COURT OF APPEALS RULES IN FAVOR OF SOUNDKEEPER AND OTHER WATERKEEPERS
Big Victory for Long Island Sound -Thank you to all Soundkeeper supporters for making this possible!
A three-judge panel of the U.S. Court of Appeals for the Second Circuit ruled Thursday that EPA cannot allow power plants to kill a trillion fish per year through their cooling water intakes. Cooling water intakes gulp in billions of gallons of river, lake and coastal water to cool power plant machinery. Along with the water, these intakes devour countless fish and fish larvae, devastating fish populations across the country.
In a major victory for the ecology of Long Island Sound, the Nation, Soundkeeper, the public and fishermen the court found that regulations issued by EPA in 2004 improperly rejected “closed cycle cooling,” a technology that cools plant machinery while nearly eliminating the need for large infusions of fresh water. This technology also greatly reduces the massive fish kills associated with power plant operations. The court also found that EPA violated the law by placing the profits of power companies above the protection of America’s fisheries, defying the direct mandate of Congress in 1972 to EPA to stop these unnecessary impacts.
“Since 1993 Soundkeeper, Riverkeeper and other Waterkeeper groups have slugged it out to end a major killer of our fish resource. The Court has concluded that EPA was in affect rewriting the Clean Water Act through its regulation and placing profits of plant operators above the public’s interest in the marine resource. This is what we do at Soundkeeper Inc., the tough stuff that requires years of dogged determination on behalf of the public and the Sound.” stated Backer.
Soundkeeper Backer thanked Attoney Reed Super of the Columbia Law School Environmental Litigation Clinic for the victory "Bulldogs have nothing on Reed Super. Reed is one of my hero's who gives of himself and inspires his students to excellence"

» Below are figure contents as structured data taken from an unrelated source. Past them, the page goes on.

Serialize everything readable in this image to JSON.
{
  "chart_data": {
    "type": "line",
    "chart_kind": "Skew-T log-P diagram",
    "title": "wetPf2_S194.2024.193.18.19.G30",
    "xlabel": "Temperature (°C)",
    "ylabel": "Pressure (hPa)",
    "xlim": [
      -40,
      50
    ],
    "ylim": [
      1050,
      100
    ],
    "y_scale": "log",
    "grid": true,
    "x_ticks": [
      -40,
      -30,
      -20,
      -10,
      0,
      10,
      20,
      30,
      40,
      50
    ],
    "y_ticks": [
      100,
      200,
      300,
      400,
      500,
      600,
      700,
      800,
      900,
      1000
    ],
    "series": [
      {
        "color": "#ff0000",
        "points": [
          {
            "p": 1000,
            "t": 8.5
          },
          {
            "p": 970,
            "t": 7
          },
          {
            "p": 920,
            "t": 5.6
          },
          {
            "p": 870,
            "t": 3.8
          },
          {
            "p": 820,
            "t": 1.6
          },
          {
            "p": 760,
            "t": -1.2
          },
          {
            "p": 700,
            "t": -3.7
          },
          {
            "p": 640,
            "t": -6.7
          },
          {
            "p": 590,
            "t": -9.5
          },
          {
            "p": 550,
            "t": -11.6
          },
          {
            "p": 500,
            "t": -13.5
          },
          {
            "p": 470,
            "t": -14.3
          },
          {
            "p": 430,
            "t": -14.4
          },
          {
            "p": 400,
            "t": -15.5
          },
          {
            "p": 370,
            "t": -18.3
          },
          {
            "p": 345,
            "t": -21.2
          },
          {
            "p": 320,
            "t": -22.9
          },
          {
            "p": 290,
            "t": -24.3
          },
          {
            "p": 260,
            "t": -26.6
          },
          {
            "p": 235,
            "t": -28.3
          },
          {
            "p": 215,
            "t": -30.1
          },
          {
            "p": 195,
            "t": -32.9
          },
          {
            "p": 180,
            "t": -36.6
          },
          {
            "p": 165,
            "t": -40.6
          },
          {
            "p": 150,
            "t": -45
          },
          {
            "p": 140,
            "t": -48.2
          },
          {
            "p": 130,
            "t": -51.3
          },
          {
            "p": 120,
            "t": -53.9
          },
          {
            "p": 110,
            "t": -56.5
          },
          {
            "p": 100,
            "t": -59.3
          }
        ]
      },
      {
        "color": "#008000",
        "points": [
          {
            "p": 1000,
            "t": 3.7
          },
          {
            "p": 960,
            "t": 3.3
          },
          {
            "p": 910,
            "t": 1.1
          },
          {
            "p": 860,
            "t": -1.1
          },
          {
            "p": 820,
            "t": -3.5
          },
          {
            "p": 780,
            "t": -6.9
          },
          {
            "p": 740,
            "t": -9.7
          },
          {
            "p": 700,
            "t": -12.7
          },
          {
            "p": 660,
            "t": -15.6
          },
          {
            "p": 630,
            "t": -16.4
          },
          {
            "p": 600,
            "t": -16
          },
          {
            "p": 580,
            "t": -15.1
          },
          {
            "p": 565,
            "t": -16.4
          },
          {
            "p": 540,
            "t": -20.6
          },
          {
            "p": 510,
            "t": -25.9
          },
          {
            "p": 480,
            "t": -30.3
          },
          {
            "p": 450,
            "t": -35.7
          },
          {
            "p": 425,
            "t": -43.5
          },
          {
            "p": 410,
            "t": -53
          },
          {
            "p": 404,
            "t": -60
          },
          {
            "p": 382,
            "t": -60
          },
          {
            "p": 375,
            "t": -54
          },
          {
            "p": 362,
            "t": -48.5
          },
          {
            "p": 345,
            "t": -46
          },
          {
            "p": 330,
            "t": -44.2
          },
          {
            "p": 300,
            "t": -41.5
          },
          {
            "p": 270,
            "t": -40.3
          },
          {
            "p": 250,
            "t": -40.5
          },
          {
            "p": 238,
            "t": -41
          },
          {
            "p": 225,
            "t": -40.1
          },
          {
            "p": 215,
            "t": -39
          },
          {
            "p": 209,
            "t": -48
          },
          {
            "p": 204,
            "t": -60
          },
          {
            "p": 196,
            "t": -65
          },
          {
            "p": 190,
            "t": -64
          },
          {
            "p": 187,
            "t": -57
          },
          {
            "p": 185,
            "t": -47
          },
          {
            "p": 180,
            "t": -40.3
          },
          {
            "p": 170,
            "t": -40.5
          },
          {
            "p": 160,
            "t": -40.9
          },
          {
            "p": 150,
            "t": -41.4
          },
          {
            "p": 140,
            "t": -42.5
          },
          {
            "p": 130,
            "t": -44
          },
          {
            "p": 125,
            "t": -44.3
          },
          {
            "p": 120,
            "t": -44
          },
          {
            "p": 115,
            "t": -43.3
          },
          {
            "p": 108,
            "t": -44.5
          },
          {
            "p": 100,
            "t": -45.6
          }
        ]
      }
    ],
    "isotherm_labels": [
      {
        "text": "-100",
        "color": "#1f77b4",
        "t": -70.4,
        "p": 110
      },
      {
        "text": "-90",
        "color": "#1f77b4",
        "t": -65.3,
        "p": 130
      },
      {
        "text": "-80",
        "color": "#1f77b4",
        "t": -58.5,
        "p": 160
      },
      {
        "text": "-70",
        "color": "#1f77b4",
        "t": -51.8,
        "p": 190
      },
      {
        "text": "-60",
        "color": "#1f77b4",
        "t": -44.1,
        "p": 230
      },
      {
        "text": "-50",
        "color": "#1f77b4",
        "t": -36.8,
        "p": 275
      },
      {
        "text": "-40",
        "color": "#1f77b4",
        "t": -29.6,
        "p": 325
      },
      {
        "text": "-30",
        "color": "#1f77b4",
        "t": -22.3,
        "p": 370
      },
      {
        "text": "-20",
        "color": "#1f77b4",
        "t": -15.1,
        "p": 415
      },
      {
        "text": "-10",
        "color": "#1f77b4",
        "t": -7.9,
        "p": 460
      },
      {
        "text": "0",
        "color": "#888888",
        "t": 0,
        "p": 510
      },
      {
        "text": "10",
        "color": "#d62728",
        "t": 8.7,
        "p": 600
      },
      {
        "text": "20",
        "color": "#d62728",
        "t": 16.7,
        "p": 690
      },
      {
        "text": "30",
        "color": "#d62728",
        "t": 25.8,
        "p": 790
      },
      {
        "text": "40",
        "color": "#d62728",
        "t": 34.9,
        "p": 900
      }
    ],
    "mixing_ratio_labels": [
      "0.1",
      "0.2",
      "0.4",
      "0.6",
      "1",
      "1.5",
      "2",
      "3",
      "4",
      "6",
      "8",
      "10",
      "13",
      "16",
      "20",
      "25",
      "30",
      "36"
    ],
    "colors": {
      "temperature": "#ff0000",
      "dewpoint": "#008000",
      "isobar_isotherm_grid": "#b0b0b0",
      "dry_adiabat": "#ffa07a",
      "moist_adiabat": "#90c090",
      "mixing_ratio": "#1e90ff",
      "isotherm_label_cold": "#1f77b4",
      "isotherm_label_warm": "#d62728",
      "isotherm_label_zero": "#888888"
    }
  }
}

Background on the case and the issue
Most fish and other marine species are on the decline worldwide. There are many reasons for this based on both local and global reasons. Power plant intakes kill literally trillions of fish and larva in the Sound’s and Nations most sensitive and productive spawning and feeding habitats, the near shore waters. It’s easy to reason that the death of juvenile fish and countless numbers of larva will result in reduction of the breeding stocks and the animals that feed on these fish and other species. Plants such as Millstone in Waterford and those along our rivers have been documented to kill million upon millions of these marine creatures. In fact, in many cases power plants and other large cooling water intakes can exchange the volume of a bay’s water four and five times each day. It’s a big win for the Sound.
Terry Backer
Background: Fish Kills, Cooling Intake Technology and the Clean Water Act
- Every year, electric generating and industrial plants withdraw more than 100 trillion gallons from U.S. waters for cooling, and kill the overwhelming majority of organisms in this massive volume by entraining them into the facility or impinging them on intake screens. This staggering mortality – trillions of fish, shellfish, plankton and other species at all life stages – has stressed and depleted aquatic, coastal and marine ecosystems for decades, and has contributed to the collapse of some fisheries.
- A single large power plant can utilize hundreds of millions or even billions of gallons of cooling water per day before discharging the heated effluent directly into a lake, river or ocean. In contrast, a closed-cycle cooling system, which recirculates most of the water after dissipating the heat in a cooling tower and is standard technology for new plants, cuts withdrawals and fish kills by more than ninety-five percent.
- Section 316(b) of the Clean Water Act requires such facilities to employ the “best technology available [BTA] to minimize adverse environmental impact.” Despite this direct mandate and the decades-old availability of cooling towers, industrial pressure and EPA neglect has prevented effective regulation.
- In 1993, after years of frustration at agency failure to requireprotective technology, Soundkeeper and a coalition of environmental groups led by Riverkeeper sued to force EPA to finally promulgate cooling water intake standards, Riverkeeper, Inc. v. Whitman, U.S. District Court, Southern District of New York, No. 93-Civ.0314 (AGS).) and won a consent decree requiring EPA to promulgate such standards. The Phase I and Phase II rules were issued pursuant to that consent decree.